Para poder comparar (¿Existe algún punto de comparación entre regalarse un consolador o adquirir un corsé? uno dirigido al placer, otro a la vanidad), entré a visitar algunas páginas de venta de juguetes sexuales en Colombia y sucede que me he quedado sin aire:

1. Vibrador gelatinoso con cambio de velocidades (¡Color chocolate!!): $96.000

2. Vibrador Crystal para usar bajo el agua: $84.000

3. Consolador Double Dong flexible para doble satisfacción: $66.000

4. Vibrador delgado, extralargo con varias velocidades: $72.000

5. Muñeco inflable dotado con un generoso miembro y una boca apta para dar placer oral: $240.000

6. Vibrador gelatinoso con estimulador para el clítoris y el ano: $150.000

7. Vibrador en silicona con estimulador independiente para clítoris y ano: $180.000

8. Vibrador dúo para penetración vaginal y anal simultánea: $210.000

O sease, una se puede conseguir el remedo de un macho para meter en su camita por la módica suma de ¡$240.000! ¡Lo que yo estaba dispuesta a pagar por un consolador! Entonces, haciendo cuentas, con esa misma suma podría comprarme el vibrador Cristal para usar en la ducha y el gelatinoso con estimulador para clítoris y ano… y además me quedaría para la crema multiorgasmos. ¡Una maravilla! Jajajaja. No me tomen al pie de la letra. Sólo me quede estupefacta cuando vi qué tan barato es conseguirse un juguetito para tener placenteras noches de soltera (Y por qué no, para improvisar algo con mi osito de felpa).

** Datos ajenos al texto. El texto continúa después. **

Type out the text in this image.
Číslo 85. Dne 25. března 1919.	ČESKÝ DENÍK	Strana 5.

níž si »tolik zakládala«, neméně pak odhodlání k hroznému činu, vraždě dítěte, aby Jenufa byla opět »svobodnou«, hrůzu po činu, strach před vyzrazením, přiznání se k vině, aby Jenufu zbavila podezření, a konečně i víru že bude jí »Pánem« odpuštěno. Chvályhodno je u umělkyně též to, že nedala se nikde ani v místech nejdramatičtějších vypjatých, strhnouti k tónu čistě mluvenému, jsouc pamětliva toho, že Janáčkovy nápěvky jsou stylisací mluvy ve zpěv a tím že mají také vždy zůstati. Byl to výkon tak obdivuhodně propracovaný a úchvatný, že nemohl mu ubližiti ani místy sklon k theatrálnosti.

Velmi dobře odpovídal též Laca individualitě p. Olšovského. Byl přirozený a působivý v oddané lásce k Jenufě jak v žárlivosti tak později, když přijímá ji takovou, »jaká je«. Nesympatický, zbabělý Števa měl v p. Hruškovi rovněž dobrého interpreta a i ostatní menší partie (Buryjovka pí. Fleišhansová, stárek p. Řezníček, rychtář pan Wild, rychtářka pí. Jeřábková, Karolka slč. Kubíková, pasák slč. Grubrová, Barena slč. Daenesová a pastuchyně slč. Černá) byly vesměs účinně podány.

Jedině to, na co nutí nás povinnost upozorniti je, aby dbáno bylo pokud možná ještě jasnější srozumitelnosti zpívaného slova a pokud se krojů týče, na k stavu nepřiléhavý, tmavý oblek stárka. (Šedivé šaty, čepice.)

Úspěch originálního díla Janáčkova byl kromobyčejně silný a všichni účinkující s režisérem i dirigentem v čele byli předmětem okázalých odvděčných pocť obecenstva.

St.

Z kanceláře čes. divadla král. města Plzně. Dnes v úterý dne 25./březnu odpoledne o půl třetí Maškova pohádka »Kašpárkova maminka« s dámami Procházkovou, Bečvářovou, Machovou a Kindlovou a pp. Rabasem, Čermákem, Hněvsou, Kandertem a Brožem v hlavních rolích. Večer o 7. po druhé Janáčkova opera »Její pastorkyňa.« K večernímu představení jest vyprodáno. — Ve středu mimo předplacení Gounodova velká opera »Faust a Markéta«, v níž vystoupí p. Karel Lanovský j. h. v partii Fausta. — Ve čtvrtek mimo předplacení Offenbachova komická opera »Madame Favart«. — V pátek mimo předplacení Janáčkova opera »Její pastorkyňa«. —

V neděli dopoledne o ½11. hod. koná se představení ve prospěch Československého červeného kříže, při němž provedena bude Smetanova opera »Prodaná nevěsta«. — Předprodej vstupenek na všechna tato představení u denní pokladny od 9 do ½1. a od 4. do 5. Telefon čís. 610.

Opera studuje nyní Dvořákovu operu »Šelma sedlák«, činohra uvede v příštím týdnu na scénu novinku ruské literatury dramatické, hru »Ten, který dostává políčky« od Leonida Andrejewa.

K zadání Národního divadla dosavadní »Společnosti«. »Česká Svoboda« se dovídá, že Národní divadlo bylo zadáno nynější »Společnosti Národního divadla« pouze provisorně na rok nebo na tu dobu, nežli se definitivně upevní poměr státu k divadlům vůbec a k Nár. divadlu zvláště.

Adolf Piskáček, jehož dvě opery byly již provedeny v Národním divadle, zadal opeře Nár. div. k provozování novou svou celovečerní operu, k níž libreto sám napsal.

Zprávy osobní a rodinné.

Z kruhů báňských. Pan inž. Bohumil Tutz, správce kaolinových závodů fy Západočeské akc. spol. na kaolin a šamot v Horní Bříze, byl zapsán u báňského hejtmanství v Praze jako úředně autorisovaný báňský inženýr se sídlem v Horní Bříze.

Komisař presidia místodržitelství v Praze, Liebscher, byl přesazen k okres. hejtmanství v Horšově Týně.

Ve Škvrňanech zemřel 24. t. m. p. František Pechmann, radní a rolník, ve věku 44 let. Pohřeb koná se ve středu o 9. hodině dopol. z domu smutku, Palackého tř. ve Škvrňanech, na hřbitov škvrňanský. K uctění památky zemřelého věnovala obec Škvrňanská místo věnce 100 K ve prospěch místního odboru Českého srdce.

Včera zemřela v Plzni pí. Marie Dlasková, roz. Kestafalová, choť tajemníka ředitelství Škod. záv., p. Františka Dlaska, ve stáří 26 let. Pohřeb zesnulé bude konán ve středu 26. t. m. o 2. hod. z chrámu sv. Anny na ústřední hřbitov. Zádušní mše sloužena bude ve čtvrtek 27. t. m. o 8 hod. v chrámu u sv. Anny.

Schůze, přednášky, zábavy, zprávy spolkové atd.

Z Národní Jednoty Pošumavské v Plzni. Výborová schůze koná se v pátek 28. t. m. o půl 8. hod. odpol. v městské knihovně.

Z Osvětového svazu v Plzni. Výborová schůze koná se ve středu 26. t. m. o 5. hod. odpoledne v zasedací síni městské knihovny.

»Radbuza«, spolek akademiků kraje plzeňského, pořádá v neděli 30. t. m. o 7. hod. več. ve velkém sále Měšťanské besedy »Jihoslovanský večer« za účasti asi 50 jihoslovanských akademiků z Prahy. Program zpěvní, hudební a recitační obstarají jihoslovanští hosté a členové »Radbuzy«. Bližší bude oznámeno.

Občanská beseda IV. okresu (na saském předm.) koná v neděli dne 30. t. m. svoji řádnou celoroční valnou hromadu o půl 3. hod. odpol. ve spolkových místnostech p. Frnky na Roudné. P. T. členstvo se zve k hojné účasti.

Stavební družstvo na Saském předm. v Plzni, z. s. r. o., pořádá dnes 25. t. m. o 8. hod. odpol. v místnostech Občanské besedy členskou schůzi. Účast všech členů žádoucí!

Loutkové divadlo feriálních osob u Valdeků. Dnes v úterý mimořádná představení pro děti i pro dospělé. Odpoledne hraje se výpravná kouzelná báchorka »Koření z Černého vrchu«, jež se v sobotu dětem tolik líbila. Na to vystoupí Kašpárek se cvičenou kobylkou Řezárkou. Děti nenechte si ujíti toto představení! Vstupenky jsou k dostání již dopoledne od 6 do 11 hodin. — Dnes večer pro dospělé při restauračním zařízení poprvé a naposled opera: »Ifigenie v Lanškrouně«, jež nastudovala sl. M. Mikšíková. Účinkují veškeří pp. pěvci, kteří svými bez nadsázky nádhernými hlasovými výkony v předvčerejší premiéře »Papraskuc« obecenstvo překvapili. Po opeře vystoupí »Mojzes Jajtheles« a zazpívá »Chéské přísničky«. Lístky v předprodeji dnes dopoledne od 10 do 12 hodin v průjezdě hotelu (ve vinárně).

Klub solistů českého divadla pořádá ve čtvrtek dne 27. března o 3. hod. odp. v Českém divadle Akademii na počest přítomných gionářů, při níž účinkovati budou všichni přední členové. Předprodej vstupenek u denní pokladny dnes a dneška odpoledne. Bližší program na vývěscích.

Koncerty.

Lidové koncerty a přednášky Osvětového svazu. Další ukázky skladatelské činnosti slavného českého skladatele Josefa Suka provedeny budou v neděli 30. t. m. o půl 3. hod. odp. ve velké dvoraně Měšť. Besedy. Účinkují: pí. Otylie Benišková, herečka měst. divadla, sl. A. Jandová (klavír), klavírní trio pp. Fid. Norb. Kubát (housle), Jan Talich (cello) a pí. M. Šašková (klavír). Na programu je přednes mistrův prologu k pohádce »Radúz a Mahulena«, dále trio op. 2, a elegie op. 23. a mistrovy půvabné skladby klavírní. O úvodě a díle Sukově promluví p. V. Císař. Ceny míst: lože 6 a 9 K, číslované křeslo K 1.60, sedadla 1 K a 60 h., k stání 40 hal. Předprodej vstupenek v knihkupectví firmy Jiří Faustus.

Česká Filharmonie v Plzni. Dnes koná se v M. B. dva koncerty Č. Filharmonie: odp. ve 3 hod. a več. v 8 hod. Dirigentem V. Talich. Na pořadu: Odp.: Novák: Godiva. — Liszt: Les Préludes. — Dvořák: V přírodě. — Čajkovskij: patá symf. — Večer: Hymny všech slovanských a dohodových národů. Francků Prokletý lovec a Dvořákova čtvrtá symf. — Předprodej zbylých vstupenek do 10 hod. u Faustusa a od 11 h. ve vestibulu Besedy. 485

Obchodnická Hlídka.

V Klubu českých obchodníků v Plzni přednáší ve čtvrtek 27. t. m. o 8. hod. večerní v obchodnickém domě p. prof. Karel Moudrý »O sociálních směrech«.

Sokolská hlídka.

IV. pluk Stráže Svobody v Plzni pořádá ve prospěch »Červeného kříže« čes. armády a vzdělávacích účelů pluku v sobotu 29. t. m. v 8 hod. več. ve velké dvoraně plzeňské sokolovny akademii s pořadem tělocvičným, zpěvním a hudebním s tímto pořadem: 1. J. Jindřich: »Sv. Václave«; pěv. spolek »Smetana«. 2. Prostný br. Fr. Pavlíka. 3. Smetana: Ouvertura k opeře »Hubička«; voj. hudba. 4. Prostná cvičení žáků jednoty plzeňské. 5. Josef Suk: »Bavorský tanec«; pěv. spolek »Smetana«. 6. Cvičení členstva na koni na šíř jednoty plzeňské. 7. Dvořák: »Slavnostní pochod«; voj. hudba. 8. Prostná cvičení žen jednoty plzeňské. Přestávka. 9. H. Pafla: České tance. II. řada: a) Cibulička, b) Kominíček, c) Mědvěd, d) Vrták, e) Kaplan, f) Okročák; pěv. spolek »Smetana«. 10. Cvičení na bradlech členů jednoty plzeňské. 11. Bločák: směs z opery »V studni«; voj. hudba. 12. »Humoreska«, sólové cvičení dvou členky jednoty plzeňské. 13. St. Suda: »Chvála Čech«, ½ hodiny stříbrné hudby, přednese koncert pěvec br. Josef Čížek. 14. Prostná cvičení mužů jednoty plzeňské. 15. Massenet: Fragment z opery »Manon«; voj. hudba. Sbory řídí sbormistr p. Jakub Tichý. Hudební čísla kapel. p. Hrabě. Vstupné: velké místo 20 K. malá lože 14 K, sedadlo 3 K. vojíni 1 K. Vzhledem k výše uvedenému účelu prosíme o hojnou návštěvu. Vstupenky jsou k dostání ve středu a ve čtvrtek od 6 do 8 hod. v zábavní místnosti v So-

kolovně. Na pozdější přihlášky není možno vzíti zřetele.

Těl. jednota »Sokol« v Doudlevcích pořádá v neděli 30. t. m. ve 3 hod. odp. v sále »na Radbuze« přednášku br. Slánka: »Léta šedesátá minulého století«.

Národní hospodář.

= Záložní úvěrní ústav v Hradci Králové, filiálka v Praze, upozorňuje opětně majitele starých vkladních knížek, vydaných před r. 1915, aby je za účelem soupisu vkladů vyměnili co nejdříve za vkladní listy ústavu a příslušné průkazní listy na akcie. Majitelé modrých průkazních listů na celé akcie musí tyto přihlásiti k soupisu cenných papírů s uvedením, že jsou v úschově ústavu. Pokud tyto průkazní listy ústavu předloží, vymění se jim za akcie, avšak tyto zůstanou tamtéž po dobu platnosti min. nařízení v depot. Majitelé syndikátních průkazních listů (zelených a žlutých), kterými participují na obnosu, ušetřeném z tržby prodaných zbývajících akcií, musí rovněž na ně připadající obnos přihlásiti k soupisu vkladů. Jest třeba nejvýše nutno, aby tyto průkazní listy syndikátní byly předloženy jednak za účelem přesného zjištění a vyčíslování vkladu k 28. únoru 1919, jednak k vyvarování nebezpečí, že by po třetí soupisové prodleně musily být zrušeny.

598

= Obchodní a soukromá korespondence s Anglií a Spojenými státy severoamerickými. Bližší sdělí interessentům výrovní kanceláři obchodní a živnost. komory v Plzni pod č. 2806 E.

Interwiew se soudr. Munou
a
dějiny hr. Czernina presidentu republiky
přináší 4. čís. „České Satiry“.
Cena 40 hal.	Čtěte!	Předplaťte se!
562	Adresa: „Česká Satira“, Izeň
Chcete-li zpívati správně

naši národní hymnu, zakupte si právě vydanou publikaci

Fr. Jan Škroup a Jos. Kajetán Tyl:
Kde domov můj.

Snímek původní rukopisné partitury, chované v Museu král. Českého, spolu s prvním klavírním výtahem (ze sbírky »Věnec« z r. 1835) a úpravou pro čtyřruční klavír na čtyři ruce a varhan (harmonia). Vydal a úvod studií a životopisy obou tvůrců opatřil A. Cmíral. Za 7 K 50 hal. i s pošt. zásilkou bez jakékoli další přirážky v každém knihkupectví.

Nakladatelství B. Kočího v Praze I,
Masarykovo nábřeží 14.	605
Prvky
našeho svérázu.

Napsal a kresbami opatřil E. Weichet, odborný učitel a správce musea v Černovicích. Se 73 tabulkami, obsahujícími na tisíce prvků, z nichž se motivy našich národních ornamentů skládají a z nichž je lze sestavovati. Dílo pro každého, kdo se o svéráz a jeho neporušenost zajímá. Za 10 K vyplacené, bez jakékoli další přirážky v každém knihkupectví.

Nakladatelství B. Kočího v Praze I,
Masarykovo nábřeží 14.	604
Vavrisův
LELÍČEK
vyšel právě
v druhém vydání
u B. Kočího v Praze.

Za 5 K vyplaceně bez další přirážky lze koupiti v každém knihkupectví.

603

Bueno, tengo $35.000 en el marranito… Voy mañana a comprarme el corsé… el consolador puede esperar… mientras tanto, recurrir a los 10 consoladores con que me dotó la Madre Naturaleza o a los nunca bien ponderados productos agrícolas: hipoalergénicos, económicos y biodegradables.

Les estaré contando como me va con el contorno de cintura… jajajajaj…de pronto les ponga unas fotitos. Se ve hasta sexy.